Saturday, September 15, 2007


Pawnshops and moneylenders in fiction are delightfully seedy, and often provide a critical plot element (at least in the sorts of books I enjoy). Think of Beany Malone nervously pawning her engagement ring in Tarry Awhile (and Carlton gallantly retrieving it for her). Another favorite is Sophy Stanton-Lacy's decisive visit to the office of Mr. Goldhanger, the money lender in The Grand Sophy, when she retrieves her cousin's rash pledge. Sophy is the most outrageously assertive heroine of Heyer's and one of my favorites by far. Unlike Beany, she is a brilliant and creative problem solver. Beany is more like the rest of us - she always gets caught.

Edith Layton, an author I have enjoyed since my former boss Brian Heller first handed me one of her novels in 1990, has a short story, The Earl's Nightingale, in one of the Regency Christmas anthologies in which the heroine pawns a music box and it is sold before she can retrieve it (there is a happy ending involving a nobleman who joins with Eliza to recover her precious music box).

In real life, pawnshops are also the background for secrets and stressful situations, and surprisingly the pawnshop continues to be a neighborhood institution in certain areas and is thriving, with about 12,000 in the US currently and there are even tradeshows! As the New York Times states, the pawnshop is a place "[w]here people go to put their jewelry to work for them, sometimes pawning the same item over and over again." It sounded a lot more glamorous in Regency England, alas!


LaurieA-B said...

A pawnshop figures importantly in one Trixie Belden book, The Mystery at Saratoga. An expensive pair of riding boots found in a pawnshop window aid the intrepid sleuths as they track down a missing groom.

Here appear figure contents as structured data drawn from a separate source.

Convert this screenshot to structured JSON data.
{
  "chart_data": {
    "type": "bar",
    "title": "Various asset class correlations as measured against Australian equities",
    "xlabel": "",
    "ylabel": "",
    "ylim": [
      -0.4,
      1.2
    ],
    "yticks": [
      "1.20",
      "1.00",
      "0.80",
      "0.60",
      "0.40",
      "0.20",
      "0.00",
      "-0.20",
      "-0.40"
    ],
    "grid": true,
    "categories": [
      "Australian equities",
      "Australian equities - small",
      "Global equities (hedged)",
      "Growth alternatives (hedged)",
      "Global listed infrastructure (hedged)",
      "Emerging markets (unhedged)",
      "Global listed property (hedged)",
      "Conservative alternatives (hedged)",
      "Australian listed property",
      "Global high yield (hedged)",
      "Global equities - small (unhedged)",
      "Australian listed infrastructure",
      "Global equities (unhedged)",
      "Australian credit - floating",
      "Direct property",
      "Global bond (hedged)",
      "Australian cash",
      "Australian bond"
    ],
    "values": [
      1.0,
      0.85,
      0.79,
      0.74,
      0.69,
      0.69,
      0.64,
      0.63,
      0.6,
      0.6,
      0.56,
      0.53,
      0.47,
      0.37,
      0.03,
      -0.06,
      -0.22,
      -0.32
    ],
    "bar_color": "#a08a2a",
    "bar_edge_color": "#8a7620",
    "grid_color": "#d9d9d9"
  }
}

(I think there are probably other pawnshop incidents in Trixie, but perhaps I'm just thinking of Trixie giving her diamond ring to Mr. Lytell as collateral.)

CLM said...

I am ashamed to say I only read one Trixie Belden (the first one), which I found extremely unimpressive. Perhaps this was a series better read as a child or not at all? So this pawnshop is not one I ever encountered but I am happy to add it to my collection. Thank you!

Bully said...

I had a vague impression that pawnshops always featured heavily in several P. G. Wodehouse novels, but 22 books into his canon and I haven't hit a scene where one physically appears yet. There's been a couple occasions where a pearl necklace or such is (off screen) pawned and replaced with fakes by well-meaning but hard-on-their-luck dukes, but no actual scenes in actual pawnbrokers, so either I'm misremembering or haven't hit one yet.